Sutherland’s work is built not from the things he says, but from the ones he arranges to appear in response. There is sometimes a glibness to his lines- “the sunrise always looks worse than it is”- but this only lowers our guard; the wit elicits a nod, then you are floored by the weight: what has happened here for such reassurance to be needed, for dawn to have become something requiring stoic mitigation?
The texture of the poetry is life-like; from blurs of unrelated, half formed shapes emerge moments of perfect clarity – yet they cannot quite be decoded. They cannot be translated into anything other than exactly what they are: “Like a dick drawn on his cheek in his sleep.” Imperceptibly, as we move through this slim volume, the references grow more obscure; the words and corresponding images don’t quite make sense. Descriptions are reminiscent of the almost figurative marks in an abstract painting; pulling you in only to leave you re-stranded among the brush strokes. “The sky turned the colour of a dead man’s helmet.” An image forms and then dissolves: What possible colour is a dead man’s helmet? In this deliberate ambiguity, Sutherland is making the reader supply their own imagery (A biker’s? A soldier’s?). He is insisting on our collusion.
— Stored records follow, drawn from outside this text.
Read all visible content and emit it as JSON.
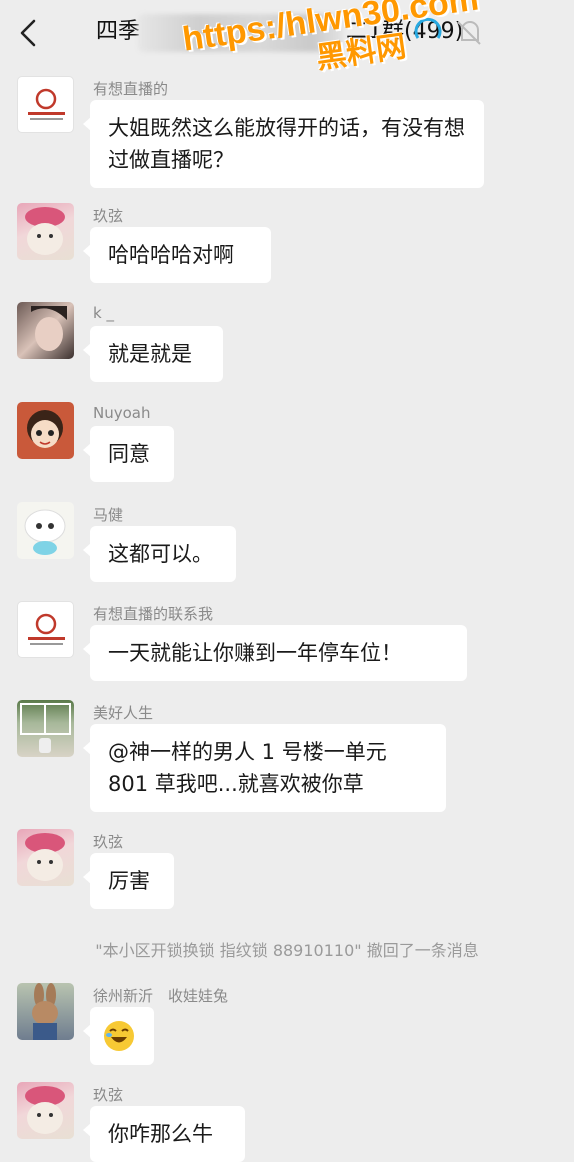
{
  "header": {
    "title": "四季",
    "title_suffix": "二1群(499)",
    "back_icon": "chevron-left-icon"
  },
  "watermark": {
    "url": "https:/hlwn30.com",
    "cn": "黑料网"
  },
  "messages": [
    {
      "sender": "有想直播的",
      "text": "大姐既然这么能放得开的话，有没有想过做直播呢？",
      "avatar": "logo-avatar"
    },
    {
      "sender": "玖弦",
      "text": "哈哈哈哈对啊",
      "avatar": "cat-avatar"
    },
    {
      "sender": "k _",
      "text": "就是就是",
      "avatar": "photo-avatar"
    },
    {
      "sender": "Nuyoah",
      "text": "同意",
      "avatar": "cartoon-girl-avatar"
    },
    {
      "sender": "马健",
      "text": "这都可以。",
      "avatar": "sheep-avatar"
    },
    {
      "sender": "有想直播的联系我",
      "text": "一天就能让你赚到一年停车位！",
      "avatar": "logo-avatar"
    },
    {
      "sender": "美好人生",
      "text": "@神一样的男人 1 号楼一单元 801 草我吧...就喜欢被你草",
      "avatar": "window-avatar"
    },
    {
      "sender": "玖弦",
      "text": "厉害",
      "avatar": "cat-avatar"
    },
    {
      "sender": "徐州新沂　收娃娃兔",
      "text": "",
      "avatar": "rabbit-avatar"
    },
    {
      "sender": "玖弦",
      "text": "你咋那么牛",
      "avatar": "cat-avatar"
    }
  ],
  "system_notice": "\"本小区开锁换锁 指纹锁 88910110\" 撤回了一条消息",
  "colors": {
    "background": "#ededed",
    "bubble": "#ffffff",
    "watermark": "#ff9800"
  }
}
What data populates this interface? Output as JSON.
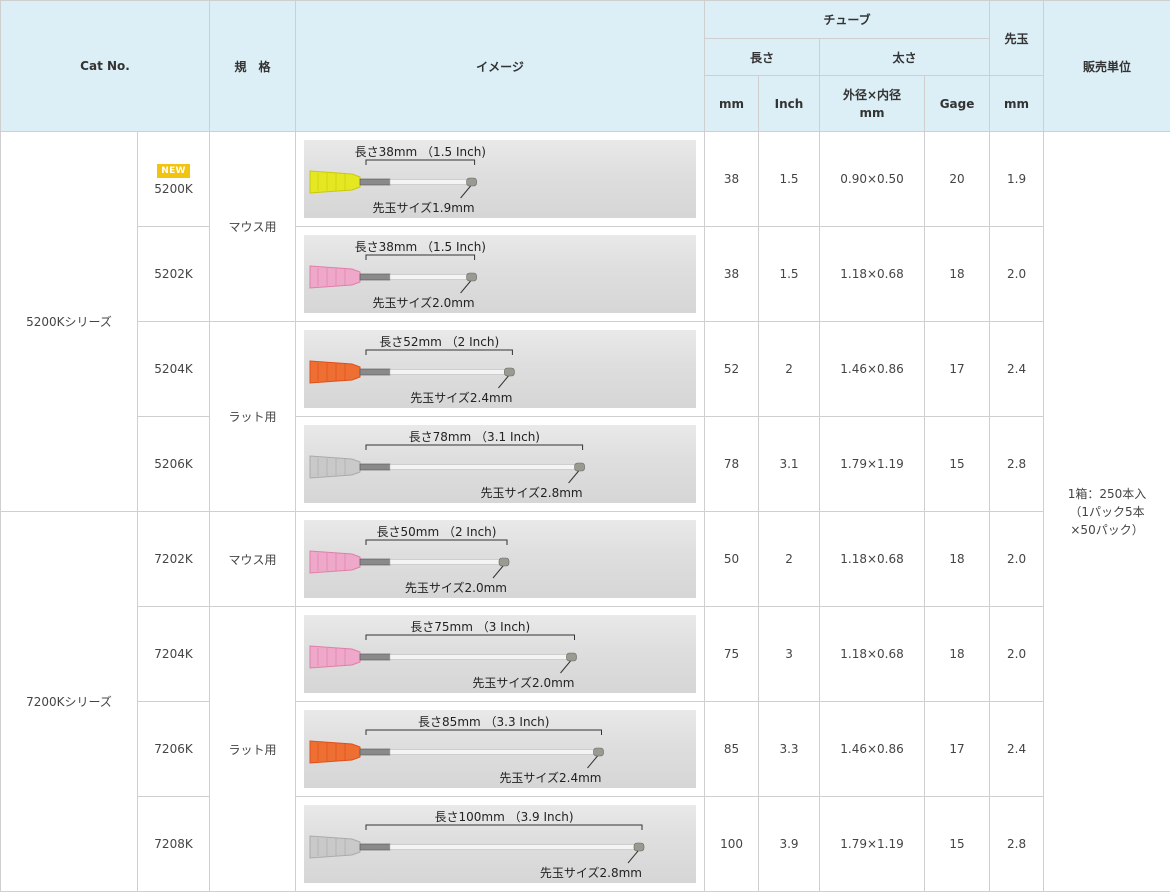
{
  "header": {
    "cat_no": "Cat No.",
    "spec": "規　格",
    "image": "イメージ",
    "tube": "チューブ",
    "length": "長さ",
    "thickness": "太さ",
    "tip": "先玉",
    "sales_unit": "販売単位",
    "mm": "mm",
    "inch": "Inch",
    "od_id_line1": "外径×内径",
    "od_id_line2": "mm",
    "gage": "Gage",
    "tip_mm": "mm"
  },
  "series": [
    {
      "name": "5200Kシリーズ"
    },
    {
      "name": "7200Kシリーズ"
    }
  ],
  "specs": {
    "mouse": "マウス用",
    "rat": "ラット用"
  },
  "new_badge": "NEW",
  "sales_unit": {
    "line1": "1箱：250本入",
    "line2": "（1パック5本",
    "line3": "×50パック）"
  },
  "rows": [
    {
      "cat": "5200K",
      "length_label": "長さ38mm （1.5 Inch)",
      "tip_label": "先玉サイズ1.9mm",
      "mm": "38",
      "inch": "1.5",
      "od_id": "0.90×0.50",
      "gage": "20",
      "tip": "1.9",
      "hub_color": "#e6e81a",
      "hub_color_dark": "#c8c800",
      "tube_len_mm": 38
    },
    {
      "cat": "5202K",
      "length_label": "長さ38mm （1.5 Inch)",
      "tip_label": "先玉サイズ2.0mm",
      "mm": "38",
      "inch": "1.5",
      "od_id": "1.18×0.68",
      "gage": "18",
      "tip": "2.0",
      "hub_color": "#f0a6c8",
      "hub_color_dark": "#e07aa8",
      "tube_len_mm": 38
    },
    {
      "cat": "5204K",
      "length_label": "長さ52mm （2 Inch)",
      "tip_label": "先玉サイズ2.4mm",
      "mm": "52",
      "inch": "2",
      "od_id": "1.46×0.86",
      "gage": "17",
      "tip": "2.4",
      "hub_color": "#f06a2a",
      "hub_color_dark": "#e04810",
      "tube_len_mm": 52
    },
    {
      "cat": "5206K",
      "length_label": "長さ78mm （3.1 Inch)",
      "tip_label": "先玉サイズ2.8mm",
      "mm": "78",
      "inch": "3.1",
      "od_id": "1.79×1.19",
      "gage": "15",
      "tip": "2.8",
      "hub_color": "#c8c8c8",
      "hub_color_dark": "#a8a8a8",
      "tube_len_mm": 78
    },
    {
      "cat": "7202K",
      "length_label": "長さ50mm （2 Inch)",
      "tip_label": "先玉サイズ2.0mm",
      "mm": "50",
      "inch": "2",
      "od_id": "1.18×0.68",
      "gage": "18",
      "tip": "2.0",
      "hub_color": "#f0a6c8",
      "hub_color_dark": "#e07aa8",
      "tube_len_mm": 50
    },
    {
      "cat": "7204K",
      "length_label": "長さ75mm （3 Inch)",
      "tip_label": "先玉サイズ2.0mm",
      "mm": "75",
      "inch": "3",
      "od_id": "1.18×0.68",
      "gage": "18",
      "tip": "2.0",
      "hub_color": "#f0a6c8",
      "hub_color_dark": "#e07aa8",
      "tube_len_mm": 75
    },
    {
      "cat": "7206K",
      "length_label": "長さ85mm （3.3 Inch)",
      "tip_label": "先玉サイズ2.4mm",
      "mm": "85",
      "inch": "3.3",
      "od_id": "1.46×0.86",
      "gage": "17",
      "tip": "2.4",
      "hub_color": "#f06a2a",
      "hub_color_dark": "#e04810",
      "tube_len_mm": 85
    },
    {
      "cat": "7208K",
      "length_label": "長さ100mm （3.9 Inch)",
      "tip_label": "先玉サイズ2.8mm",
      "mm": "100",
      "inch": "3.9",
      "od_id": "1.79×1.19",
      "gage": "15",
      "tip": "2.8",
      "hub_color": "#c8c8c8",
      "hub_color_dark": "#a8a8a8",
      "tube_len_mm": 100
    }
  ]
}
We read on and meaning slips further. We are now in the realm of poetry about poetry. In X – “Word came that someone had sold the TV rights to our fear of wasps” – other people’s words are “descending like Tetris onto our beds, finishing our sentences.” The Prison Librarian tries to regain some solid ground: “Regardless of poetry/ it remains a definitive interpretation of a prison” yet this too seems to dissolve “Like an asprin, for example. Or like a prison.” In OX, a poem about “a bastard barn-door of a boy,” Sutherland takes on certainty itself; “You need a thug in your opening line up… like a lightening rod.” He reversing the co-ordinates of our consoling comparisons and leaves us lost.
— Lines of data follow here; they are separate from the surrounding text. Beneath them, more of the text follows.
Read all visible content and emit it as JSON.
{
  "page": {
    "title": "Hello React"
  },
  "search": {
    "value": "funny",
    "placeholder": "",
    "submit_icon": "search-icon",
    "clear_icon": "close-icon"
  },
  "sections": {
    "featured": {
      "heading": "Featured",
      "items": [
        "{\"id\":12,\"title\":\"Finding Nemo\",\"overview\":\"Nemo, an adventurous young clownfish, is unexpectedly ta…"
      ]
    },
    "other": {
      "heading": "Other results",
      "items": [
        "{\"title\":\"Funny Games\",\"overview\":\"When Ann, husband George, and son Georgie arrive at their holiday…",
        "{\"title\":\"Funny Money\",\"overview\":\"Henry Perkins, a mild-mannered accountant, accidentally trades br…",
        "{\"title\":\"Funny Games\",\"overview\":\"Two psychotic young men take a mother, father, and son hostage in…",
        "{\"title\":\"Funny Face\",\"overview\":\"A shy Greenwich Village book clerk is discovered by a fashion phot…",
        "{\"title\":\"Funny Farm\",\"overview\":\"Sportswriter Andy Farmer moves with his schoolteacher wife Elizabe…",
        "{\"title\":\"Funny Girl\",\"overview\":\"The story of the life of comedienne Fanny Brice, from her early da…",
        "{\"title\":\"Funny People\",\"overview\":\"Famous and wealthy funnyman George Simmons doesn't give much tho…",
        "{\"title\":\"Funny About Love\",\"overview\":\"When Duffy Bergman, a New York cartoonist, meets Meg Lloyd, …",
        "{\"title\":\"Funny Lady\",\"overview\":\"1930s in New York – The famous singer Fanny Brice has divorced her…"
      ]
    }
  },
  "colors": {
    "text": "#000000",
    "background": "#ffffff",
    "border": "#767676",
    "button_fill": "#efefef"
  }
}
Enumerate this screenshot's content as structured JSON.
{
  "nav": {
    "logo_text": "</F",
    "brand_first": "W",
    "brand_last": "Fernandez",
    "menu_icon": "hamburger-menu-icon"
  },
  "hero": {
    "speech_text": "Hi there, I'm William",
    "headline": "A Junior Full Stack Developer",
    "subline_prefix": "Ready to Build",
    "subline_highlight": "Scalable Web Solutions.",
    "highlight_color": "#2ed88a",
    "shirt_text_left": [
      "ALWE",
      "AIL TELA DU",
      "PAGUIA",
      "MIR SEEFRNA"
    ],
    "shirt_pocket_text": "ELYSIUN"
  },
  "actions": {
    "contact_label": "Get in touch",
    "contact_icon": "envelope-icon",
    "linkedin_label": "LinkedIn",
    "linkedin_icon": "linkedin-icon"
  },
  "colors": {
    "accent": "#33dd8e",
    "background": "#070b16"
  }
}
His references are more often than not those of suburban childhood and early adolescence. Trips to Dixons in the back seat of the car, afternoons of Nintendo and Easter eggs. Computer games are his developmental fairy tales; the building blocks of his psyche. Poems on Street Fighter characters have the horror and honor of Greek myth- heroism, gravitas and gore; war poetry from a non existent war. As we move from computer games to Google Earth, in A poem looked up on Google street view, there are scenes but no characters or emotion; every inch of earth is here, yet no meaning can be wrung from it. Metaphor is losing any thing to compare itself with. There is no blood, only “the colour of a grateful dead album/ the colour of the inside of a lawyers suit jacket.”
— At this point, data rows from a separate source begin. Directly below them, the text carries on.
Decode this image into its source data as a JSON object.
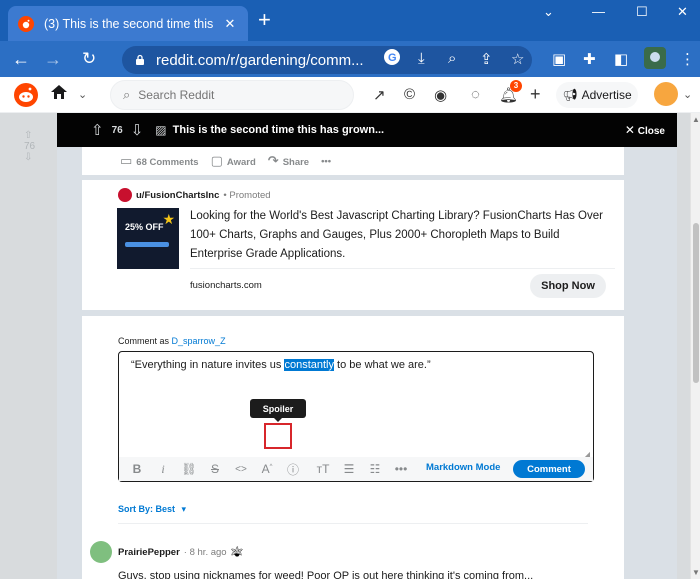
{
  "browser": {
    "tab_title": "(3) This is the second time this has",
    "url": "reddit.com/r/gardening/comm...",
    "new_tab": "+",
    "tab_close": "✕",
    "window_controls": [
      "⌄",
      "—",
      "☐",
      "✕"
    ]
  },
  "reddit_header": {
    "search_placeholder": "Search Reddit",
    "notification_count": "3",
    "advertise_label": "Advertise"
  },
  "post_bar": {
    "score": "76",
    "title": "This is the second time this has grown...",
    "close_label": "Close"
  },
  "post_actions": {
    "comments": "68 Comments",
    "award": "Award",
    "share": "Share",
    "more": "•••"
  },
  "promo": {
    "user": "u/FusionChartsInc",
    "promoted": "• Promoted",
    "image_text": "25% OFF",
    "description": "Looking for the World's Best Javascript Charting Library? FusionCharts Has Over 100+ Charts, Graphs and Gauges, Plus 2000+ Choropleth Maps to Build Enterprise Grade Applications.",
    "domain": "fusioncharts.com",
    "cta": "Shop Now"
  },
  "comment_box": {
    "comment_as": "Comment as",
    "username": "D_sparrow_Z",
    "text_before": "“Everything in nature invites us ",
    "text_selected": "constantly",
    "text_after": " to be what we are.”",
    "tooltip": "Spoiler",
    "markdown_mode": "Markdown Mode",
    "submit": "Comment"
  },
  "sort": {
    "label": "Sort By: Best"
  },
  "first_comment": {
    "user": "PrairiePepper",
    "time": "· 8 hr. ago",
    "preview": "Guys, stop using nicknames for weed! Poor OP is out here thinking it's coming from..."
  },
  "colors": {
    "reddit_orange": "#ff4500",
    "link_blue": "#0079d3",
    "browser_blue": "#1a5fb4",
    "highlight_red": "#d7262b"
  }
}
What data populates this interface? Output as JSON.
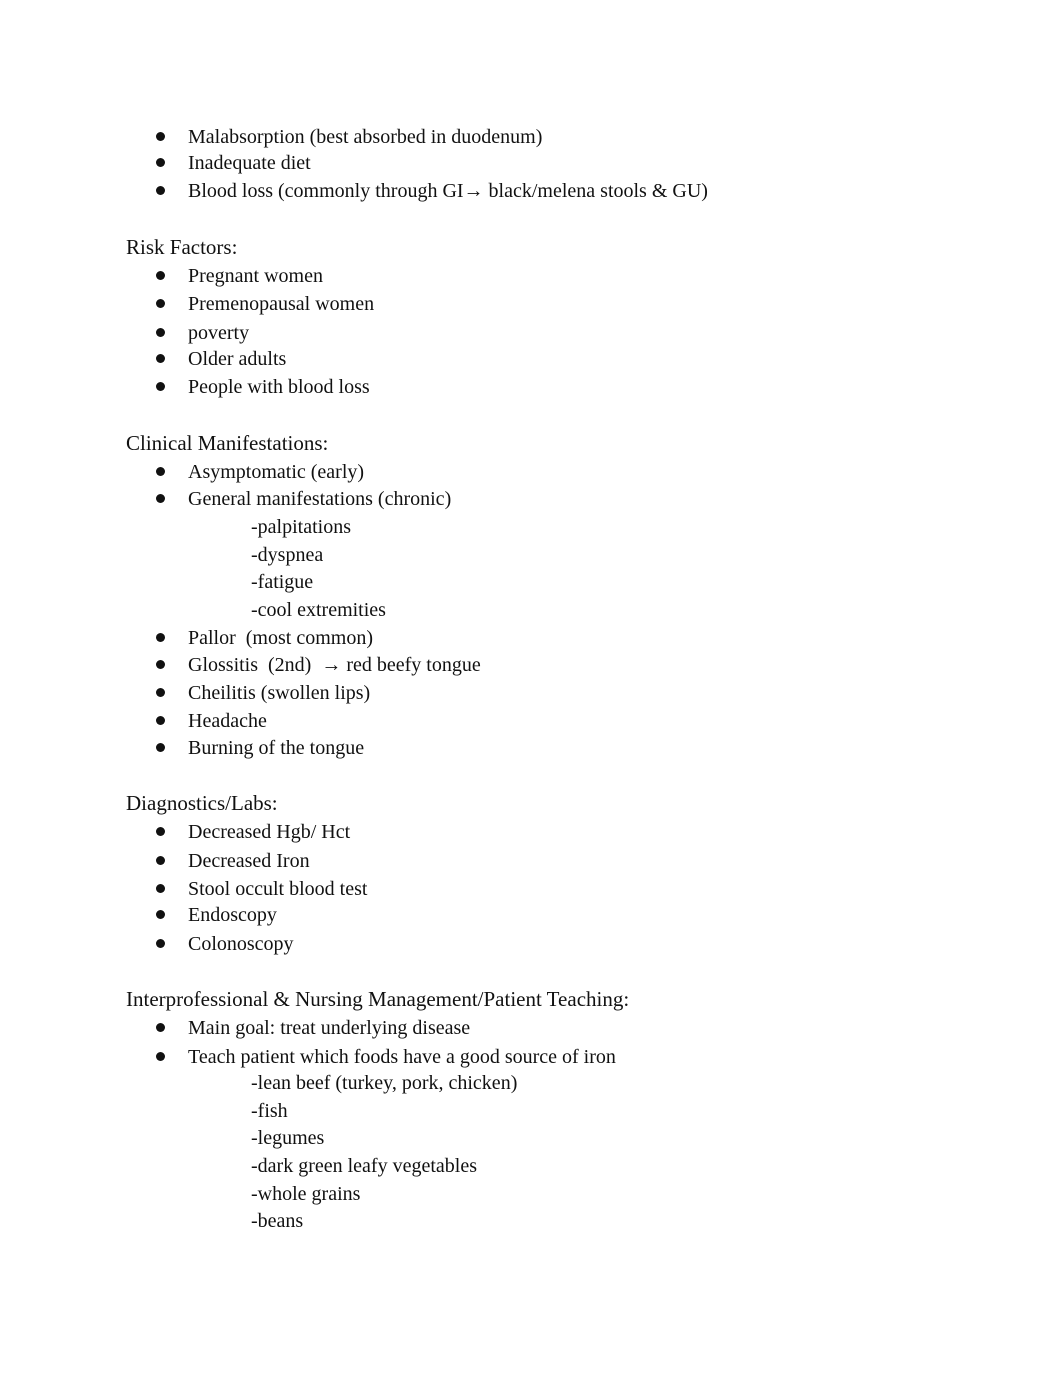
{
  "intro_bullets": [
    "Malabsorption (best absorbed in duodenum)",
    "Inadequate diet",
    "Blood loss (commonly through GI→ black/melena stools & GU)"
  ],
  "sections": [
    {
      "heading": "Risk Factors:",
      "items": [
        {
          "text": "Pregnant women"
        },
        {
          "text": "Premenopausal women"
        },
        {
          "text": "poverty"
        },
        {
          "text": "Older adults"
        },
        {
          "text": "People with blood loss"
        }
      ]
    },
    {
      "heading": "Clinical Manifestations:",
      "items": [
        {
          "text": "Asymptomatic (early)"
        },
        {
          "text": "General manifestations (chronic)",
          "subitems": [
            "-palpitations",
            "-dyspnea",
            "-fatigue",
            "-cool extremities"
          ]
        },
        {
          "text": "Pallor  (most common)"
        },
        {
          "text": "Glossitis  (2nd)  → red beefy tongue"
        },
        {
          "text": "Cheilitis (swollen lips)"
        },
        {
          "text": "Headache"
        },
        {
          "text": "Burning of the tongue"
        }
      ]
    },
    {
      "heading": "Diagnostics/Labs:",
      "items": [
        {
          "text": "Decreased Hgb/ Hct"
        },
        {
          "text": "Decreased Iron"
        },
        {
          "text": "Stool occult blood test"
        },
        {
          "text": "Endoscopy"
        },
        {
          "text": "Colonoscopy"
        }
      ]
    },
    {
      "heading": "Interprofessional & Nursing Management/Patient Teaching:",
      "items": [
        {
          "text": "Main goal: treat underlying disease"
        },
        {
          "text": "Teach patient which foods have a good source of iron",
          "subitems": [
            "-lean beef (turkey, pork, chicken)",
            "-fish",
            "-legumes",
            "-dark green leafy vegetables",
            "-whole grains",
            "-beans"
          ]
        }
      ]
    }
  ]
}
In Poet in Residence at a Toy Shop at Midnight, he takes us behind the scenes and into the basement, where we are surrounded by over-turned bins of reject toys and “racks and racks of leprechauns.” Pulsating between the lines is the realisation of the terrifying force of will children must have to make this junk come alive.
The final section – The National Language – is a formally and conceptually brilliant punchline. A set of famous poems (Plath, Pound, T. S. Eliot) have been passed back and forth through online translation programmes, the output re-ordered, edited and published. There is, due to this process, nothing you could call intention behind these poems – yet, you can feel your mind creating it. You can feel your own brain seek out and find what you know isn’t there.
Through this arrangement of form, content and context, the lie of language itself is laid bare; the whispers in the darkened toy shop made proof: Our words are spells that make meaning out of nothing. This is poet as betrayer; we trusted him and now he is plunging us, viscerally, into the void.